The organizer of the #design expedition – Victoria Yakusha - aims to outline Ukraine on the world`s #design map, to inspire #design colleagues all over the world with a unique craft techniques of this region, true cultural heritage of Eastern Europe:
“Considering all the political and economic conditions, it is hard to imagine Ukraine as a perspective design-tour destination, but I decided to take a challenge and prove that we also have something to interest foreign guests.

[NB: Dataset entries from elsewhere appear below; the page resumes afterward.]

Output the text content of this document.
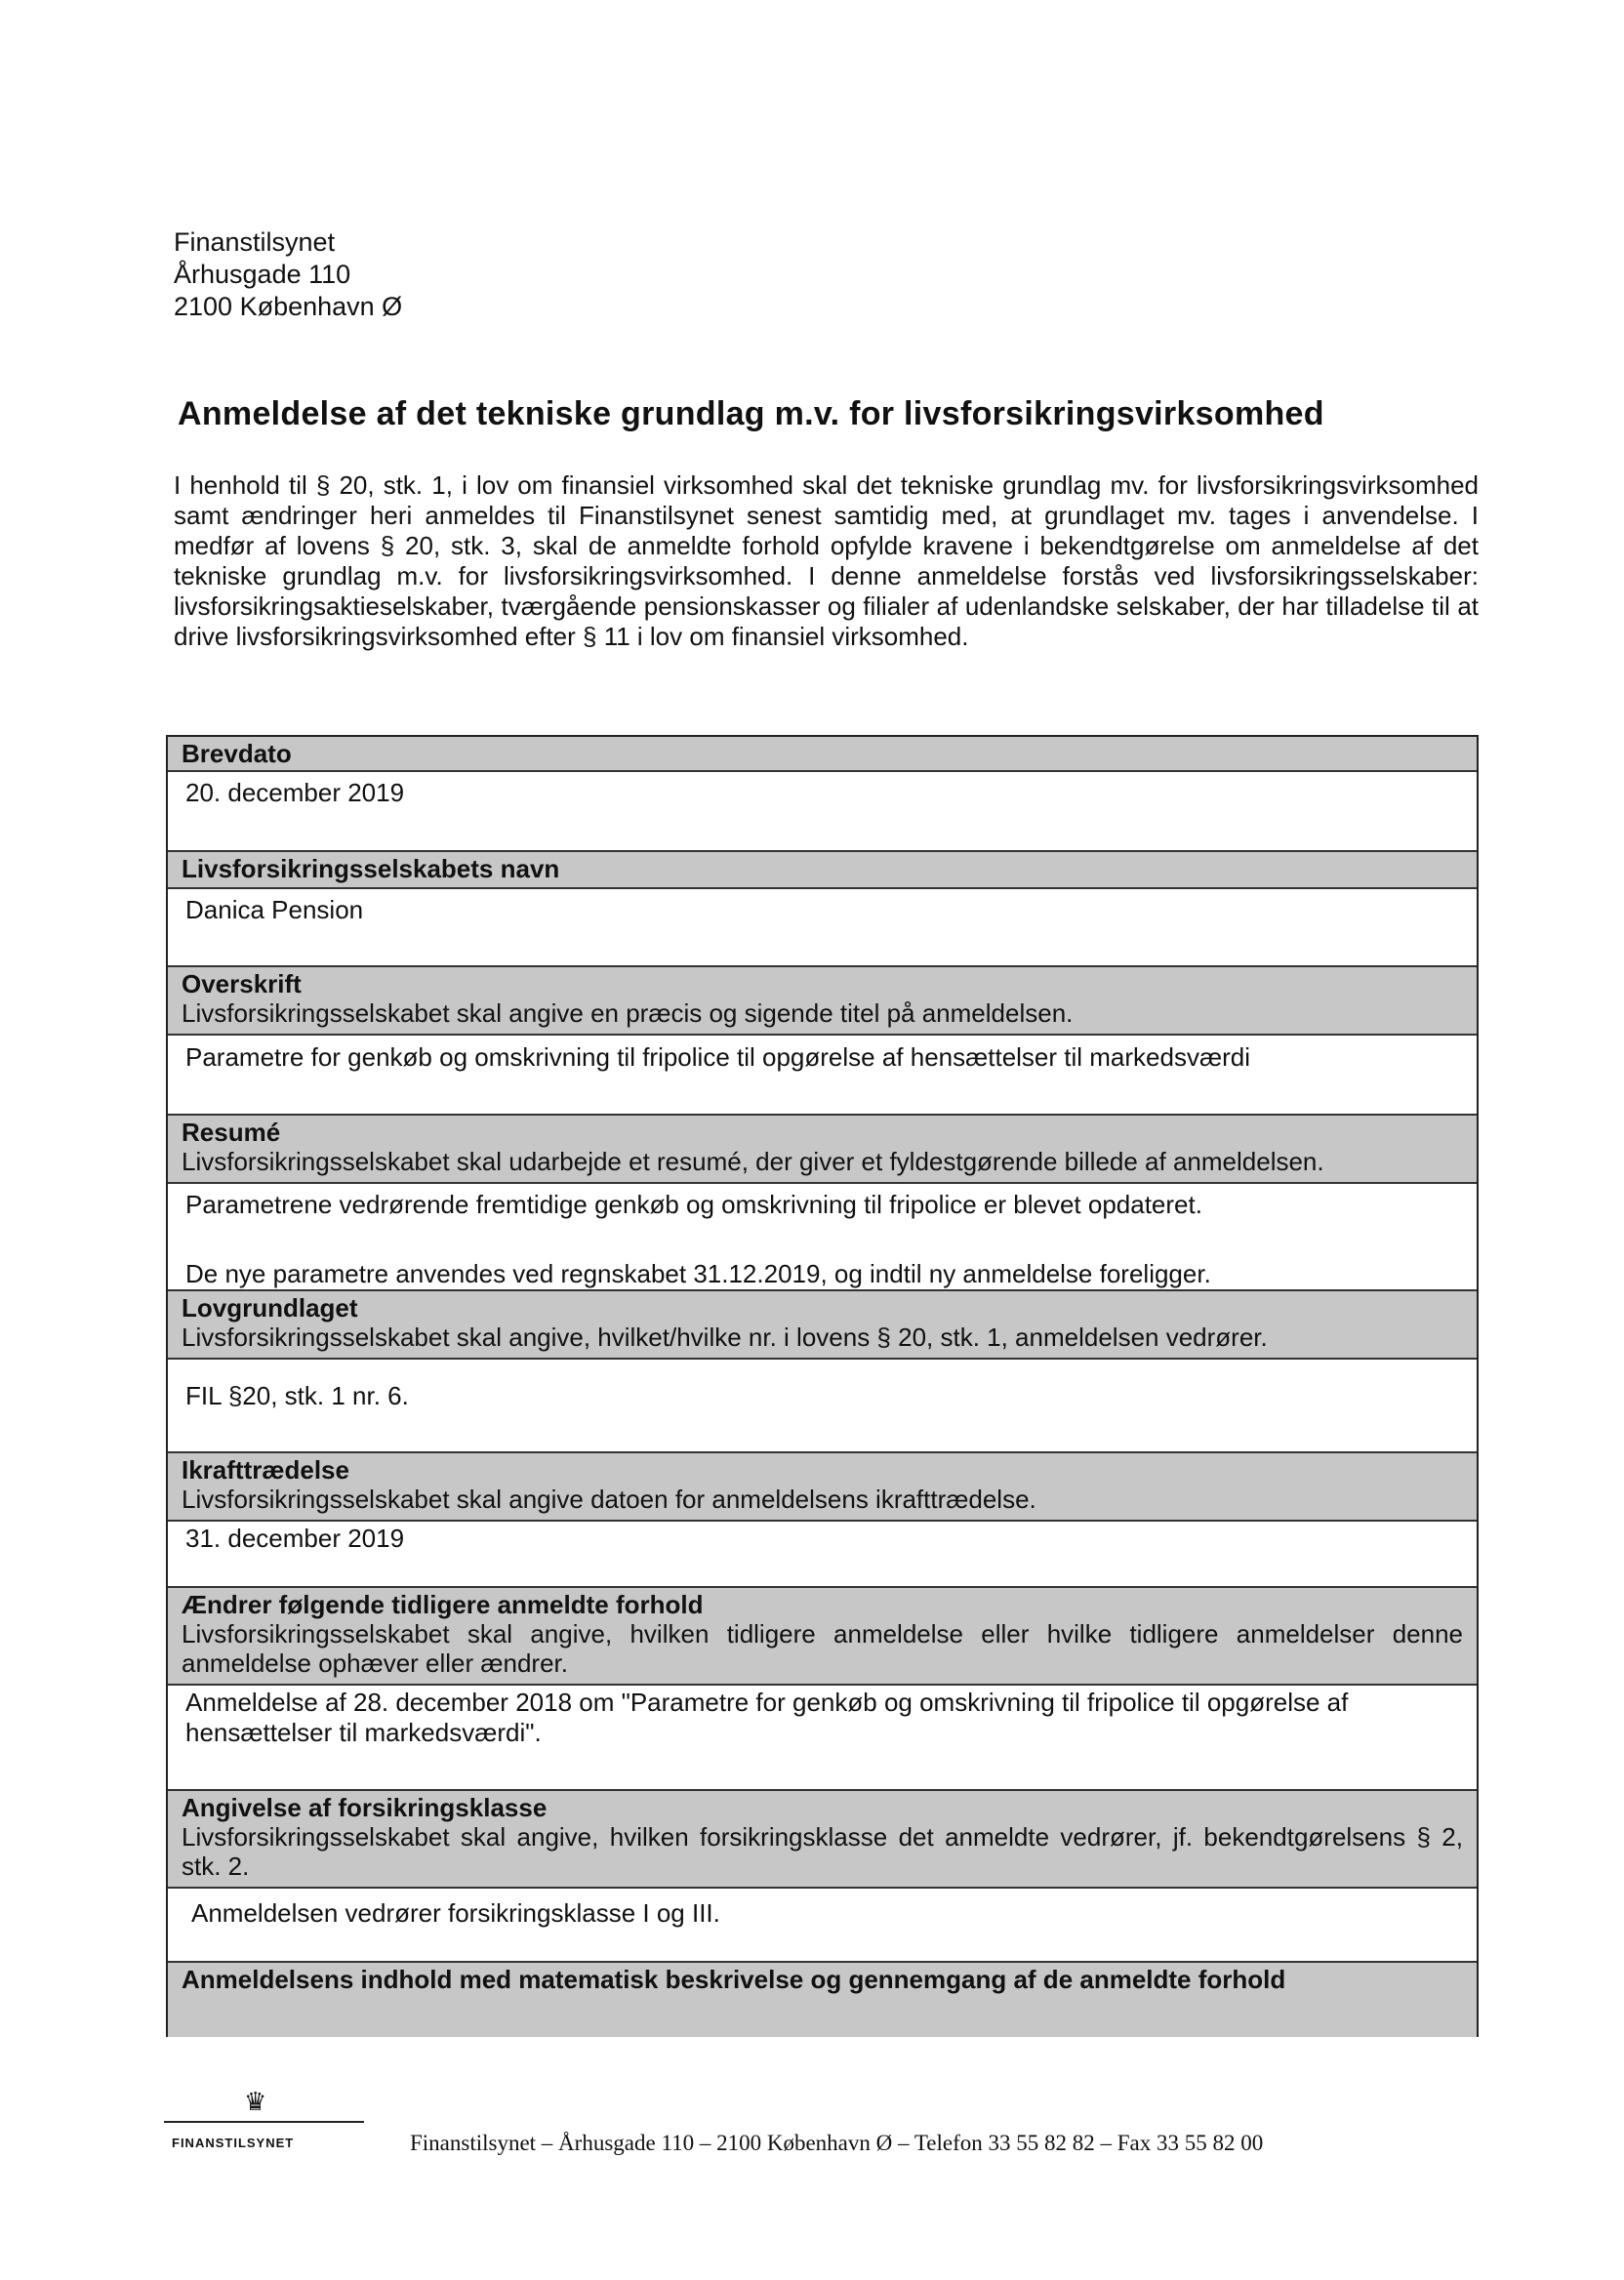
Finanstilsynet
Århusgade 110
2100 København Ø
Anmeldelse af det tekniske grundlag m.v. for livsforsikringsvirksomhed
I henhold til § 20, stk. 1, i lov om finansiel virksomhed skal det tekniske grundlag mv. for livsforsikringsvirksomhed samt ændringer heri anmeldes til Finanstilsynet senest samtidig med, at grundlaget mv. tages i anvendelse. I medfør af lovens § 20, stk. 3, skal de anmeldte forhold opfylde kravene i bekendtgørelse om anmeldelse af det tekniske grundlag m.v. for livsforsikringsvirksomhed. I denne anmeldelse forstås ved livsforsikringsselskaber: livsforsikringsaktieselskaber, tværgående pensionskasser og filialer af udenlandske selskaber, der har tilladelse til at drive livsforsikringsvirksomhed efter § 11 i lov om finansiel virksomhed.
Brevdato
20. december 2019
Livsforsikringsselskabets navn
Danica Pension
Overskrift
Livsforsikringsselskabet skal angive en præcis og sigende titel på anmeldelsen.
Parametre for genkøb og omskrivning til fripolice til opgørelse af hensættelser til markedsværdi
Resumé
Livsforsikringsselskabet skal udarbejde et resumé, der giver et fyldestgørende billede af anmeldelsen.
Parametrene vedrørende fremtidige genkøb og omskrivning til fripolice er blevet opdateret.
De nye parametre anvendes ved regnskabet 31.12.2019, og indtil ny anmeldelse foreligger.
Lovgrundlaget
Livsforsikringsselskabet skal angive, hvilket/hvilke nr. i lovens § 20, stk. 1, anmeldelsen vedrører.
FIL §20, stk. 1 nr. 6.
Ikrafttrædelse
Livsforsikringsselskabet skal angive datoen for anmeldelsens ikrafttrædelse.
31. december 2019
Ændrer følgende tidligere anmeldte forhold
Livsforsikringsselskabet skal angive, hvilken tidligere anmeldelse eller hvilke tidligere anmeldelser denne anmeldelse ophæver eller ændrer.
Anmeldelse af 28. december 2018 om "Parametre for genkøb og omskrivning til fripolice til opgørelse af hensættelser til markedsværdi".
Angivelse af forsikringsklasse
Livsforsikringsselskabet skal angive, hvilken forsikringsklasse det anmeldte vedrører, jf. bekendtgørelsens § 2, stk. 2.
Anmeldelsen vedrører forsikringsklasse I og III.
Anmeldelsens indhold med matematisk beskrivelse og gennemgang af de anmeldte forhold
♛
FINANSTILSYNET	Finanstilsynet – Århusgade 110 – 2100 København Ø – Telefon 33 55 82 82 – Fax 33 55 82 00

I personally selected all the places and workshops along the route of the expedition, communicating and getting to know each artisan, working through master classes with them. Many of these crafts are now endangered, in great risk to disappear as a result of lack of interest and attention from young generation. So I decided to launch this design-expedition with participation of foreign designers and the media and hope that it will help us to attract the attention of the internal audience. Perhaps someone will want to learn deeply invaluable knowledge, or just acquaint with it during the holidays trip.
Big difference of the second #design expedition was the fact that we invited young #design influencers, who has thousands of fans on social media around the world. It helped us to involve generation of so-called “millennials”, future or current product and interior designers who, hopefully, will help us to preserve unique crafts in Ukraine by using them as inspiration for contemporary #design projects.
I also see the difference in approach from our artisans - they started to experiment and add some fresh ideas to their products, yet using all the techniques they have been saving for centuries from their ancestors.
Our #design collection #faina is an example of transformation of traditional craft techniques and natural materials into modern #design objects, that still keep “living soul” of our heritage through some coded symbols, recognizable shapes and stories behind them. We do believe, that such approach and inspiration in our traditions, history, nature will help Ukrainian #design find its own place on the world`s global #design map”.